Using Machine Learning Models to Address Challenges in Lung Cancer Care
Abstract
Lung cancer is characterized by its aggressiveness, heterogeneity, and wide array of treatments. Choosing the best treatment requires extensive patient information, which may sometimes be incomplete, presenting several clinical challenges. This thesis addresses two such challenges and introduces three machine-learning-based models to address them.
The first challenge focuses on identifying lung squamous cell carcinoma (SqCC) patients who could benefit from immunotherapy based on their tumour mutational burden (TMB). TMB is a promising but often unavailable biomarker in routine clinical practice. To address this, we developed a model capable of predicting TMB from standard-of-care tumour excision slides. Using 50 slides from 35 centres, we found that VGG16 had an area under the receiver operating characteristic curve (AUC) of 0.65, demonstrating that TMB status can be inferred from tissue morphology.

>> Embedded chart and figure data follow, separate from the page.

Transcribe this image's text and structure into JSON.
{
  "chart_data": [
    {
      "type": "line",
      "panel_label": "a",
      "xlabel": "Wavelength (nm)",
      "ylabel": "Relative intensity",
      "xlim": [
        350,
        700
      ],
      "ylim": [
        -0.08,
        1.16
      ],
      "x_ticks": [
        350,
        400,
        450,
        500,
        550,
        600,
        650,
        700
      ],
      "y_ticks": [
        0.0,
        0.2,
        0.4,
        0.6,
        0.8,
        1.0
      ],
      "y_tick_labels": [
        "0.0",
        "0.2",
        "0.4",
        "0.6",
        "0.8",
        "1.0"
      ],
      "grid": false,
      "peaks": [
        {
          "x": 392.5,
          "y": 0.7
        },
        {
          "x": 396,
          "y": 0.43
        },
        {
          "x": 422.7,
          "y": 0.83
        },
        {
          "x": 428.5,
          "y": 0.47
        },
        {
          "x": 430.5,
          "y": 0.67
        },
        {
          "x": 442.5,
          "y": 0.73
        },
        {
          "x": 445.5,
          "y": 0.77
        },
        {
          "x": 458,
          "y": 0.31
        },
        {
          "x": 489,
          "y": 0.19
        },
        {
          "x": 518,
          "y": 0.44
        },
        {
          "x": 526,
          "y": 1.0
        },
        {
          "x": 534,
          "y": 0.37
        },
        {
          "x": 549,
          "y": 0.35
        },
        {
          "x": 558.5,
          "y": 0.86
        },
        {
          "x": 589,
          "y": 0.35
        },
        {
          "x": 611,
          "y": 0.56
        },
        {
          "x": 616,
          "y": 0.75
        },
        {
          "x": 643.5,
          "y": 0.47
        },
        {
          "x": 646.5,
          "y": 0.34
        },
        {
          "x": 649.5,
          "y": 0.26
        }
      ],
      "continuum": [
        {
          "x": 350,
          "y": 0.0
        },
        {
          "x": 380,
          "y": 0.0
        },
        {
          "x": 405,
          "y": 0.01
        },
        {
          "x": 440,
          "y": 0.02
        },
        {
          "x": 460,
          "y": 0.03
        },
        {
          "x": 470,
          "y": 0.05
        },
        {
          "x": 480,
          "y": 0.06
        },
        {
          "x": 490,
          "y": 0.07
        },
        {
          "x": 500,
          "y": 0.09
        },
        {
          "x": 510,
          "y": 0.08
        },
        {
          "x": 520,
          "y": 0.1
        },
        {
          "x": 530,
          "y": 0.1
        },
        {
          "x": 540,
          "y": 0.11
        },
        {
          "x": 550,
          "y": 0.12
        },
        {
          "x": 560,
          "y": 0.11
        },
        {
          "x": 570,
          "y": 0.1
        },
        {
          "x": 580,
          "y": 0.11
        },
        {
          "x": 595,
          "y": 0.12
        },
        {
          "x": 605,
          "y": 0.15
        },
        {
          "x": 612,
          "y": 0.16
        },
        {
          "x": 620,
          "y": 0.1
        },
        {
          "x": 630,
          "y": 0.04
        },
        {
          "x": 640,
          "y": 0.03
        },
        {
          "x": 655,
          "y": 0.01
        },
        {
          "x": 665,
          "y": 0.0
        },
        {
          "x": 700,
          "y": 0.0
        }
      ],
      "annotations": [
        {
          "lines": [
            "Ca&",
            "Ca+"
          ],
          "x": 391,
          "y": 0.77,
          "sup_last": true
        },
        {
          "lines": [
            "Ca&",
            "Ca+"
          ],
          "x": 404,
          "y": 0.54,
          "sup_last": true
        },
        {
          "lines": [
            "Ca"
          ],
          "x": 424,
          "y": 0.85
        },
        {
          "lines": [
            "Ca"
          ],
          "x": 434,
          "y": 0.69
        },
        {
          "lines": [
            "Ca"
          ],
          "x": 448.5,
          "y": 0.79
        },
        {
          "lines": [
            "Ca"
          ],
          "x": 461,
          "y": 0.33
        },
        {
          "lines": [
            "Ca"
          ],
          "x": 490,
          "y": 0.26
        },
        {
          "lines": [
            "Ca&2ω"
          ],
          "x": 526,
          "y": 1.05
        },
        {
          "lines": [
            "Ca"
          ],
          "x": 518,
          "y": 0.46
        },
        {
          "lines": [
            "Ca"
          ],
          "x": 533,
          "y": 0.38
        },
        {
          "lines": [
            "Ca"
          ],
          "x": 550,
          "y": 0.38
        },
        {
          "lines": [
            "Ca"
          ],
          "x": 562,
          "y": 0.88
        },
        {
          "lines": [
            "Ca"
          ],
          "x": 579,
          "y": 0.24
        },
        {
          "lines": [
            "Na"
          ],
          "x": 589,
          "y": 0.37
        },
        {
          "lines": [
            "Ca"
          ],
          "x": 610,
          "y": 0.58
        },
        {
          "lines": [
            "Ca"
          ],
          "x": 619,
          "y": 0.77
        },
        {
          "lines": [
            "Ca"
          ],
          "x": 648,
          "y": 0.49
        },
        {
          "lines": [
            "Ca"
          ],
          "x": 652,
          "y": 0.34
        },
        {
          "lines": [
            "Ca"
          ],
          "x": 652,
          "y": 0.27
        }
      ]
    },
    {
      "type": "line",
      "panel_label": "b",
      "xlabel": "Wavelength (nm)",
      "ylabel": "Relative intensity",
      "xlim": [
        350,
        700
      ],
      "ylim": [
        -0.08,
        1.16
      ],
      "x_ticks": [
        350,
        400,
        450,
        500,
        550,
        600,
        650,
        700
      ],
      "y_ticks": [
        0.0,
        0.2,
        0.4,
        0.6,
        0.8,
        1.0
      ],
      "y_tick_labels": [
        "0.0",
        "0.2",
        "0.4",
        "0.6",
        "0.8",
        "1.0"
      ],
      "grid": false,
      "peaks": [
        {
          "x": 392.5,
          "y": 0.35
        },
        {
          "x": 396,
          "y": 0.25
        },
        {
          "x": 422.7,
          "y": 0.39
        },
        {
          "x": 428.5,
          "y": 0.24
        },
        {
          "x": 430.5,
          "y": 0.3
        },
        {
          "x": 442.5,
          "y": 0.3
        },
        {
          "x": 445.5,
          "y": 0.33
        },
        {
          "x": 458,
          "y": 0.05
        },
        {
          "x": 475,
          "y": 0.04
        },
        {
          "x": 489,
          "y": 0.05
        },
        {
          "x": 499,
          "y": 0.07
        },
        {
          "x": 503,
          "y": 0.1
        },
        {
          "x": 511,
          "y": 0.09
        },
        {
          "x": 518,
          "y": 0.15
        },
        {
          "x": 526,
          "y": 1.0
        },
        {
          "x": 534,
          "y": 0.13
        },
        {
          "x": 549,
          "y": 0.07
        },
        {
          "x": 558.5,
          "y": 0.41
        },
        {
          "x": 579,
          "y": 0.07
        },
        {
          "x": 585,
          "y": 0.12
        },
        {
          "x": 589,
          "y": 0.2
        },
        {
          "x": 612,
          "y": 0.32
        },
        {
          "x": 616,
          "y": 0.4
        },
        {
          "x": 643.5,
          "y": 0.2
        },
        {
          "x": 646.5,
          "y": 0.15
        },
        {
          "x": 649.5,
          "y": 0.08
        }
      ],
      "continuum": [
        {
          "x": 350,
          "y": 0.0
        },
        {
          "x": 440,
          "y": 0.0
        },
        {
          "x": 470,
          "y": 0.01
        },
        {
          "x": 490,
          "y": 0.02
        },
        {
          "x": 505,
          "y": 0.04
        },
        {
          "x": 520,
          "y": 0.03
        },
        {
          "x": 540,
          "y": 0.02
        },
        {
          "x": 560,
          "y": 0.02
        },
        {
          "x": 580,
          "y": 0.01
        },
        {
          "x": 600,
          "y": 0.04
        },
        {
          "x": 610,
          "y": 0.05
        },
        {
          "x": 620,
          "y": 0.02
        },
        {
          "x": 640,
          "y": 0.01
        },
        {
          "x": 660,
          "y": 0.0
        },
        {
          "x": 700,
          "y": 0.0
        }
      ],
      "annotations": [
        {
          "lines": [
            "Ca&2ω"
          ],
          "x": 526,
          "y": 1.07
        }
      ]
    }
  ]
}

A crucial aspect of this study was the need to measure cancer tissue content within tiles from the tumour resections, which requires labour-intensive manual contours by expert pathologists. To automate this, we developed a separate VGG16-based model using 116 scans of lung SqCC tumour excisions from 35 centres. The model demonstrated a median regression error of 4% with a standard deviation of 36%, and an AUC of 0.83 at a 50% cancer content threshold. By automating this process, we can scale up TMB prediction models, making them more clinically applicable.
The second clinical challenge pertains to distinguishing benign radiation-induced lung injury (RILI) from tumour recurrence following stereotactic ablative radiotherapy (SABR). SABR is highly effective for early-stage inoperable lung cancer but often leads to RILI, which appears similar to tumour recurrence on CT scans. Accurate differentiation is critical for deciding whether invasive testing or salvage therapy is necessary. Utilizing CT scans from 68 patients showing lesion growth post-SABR, bootstrapped experiments with a random forest classifier had an average AUC of 0.66. Notably, the features deemed important by the model were correlated with clinical outcomes, marking an important advancement in non-invasive distinction of RILI from recurrence.
These studies highlight the potential of machine-learning to address critical clinical challenges in lung cancer care, particularly in the context of novel treatments like immunotherapy and SABR.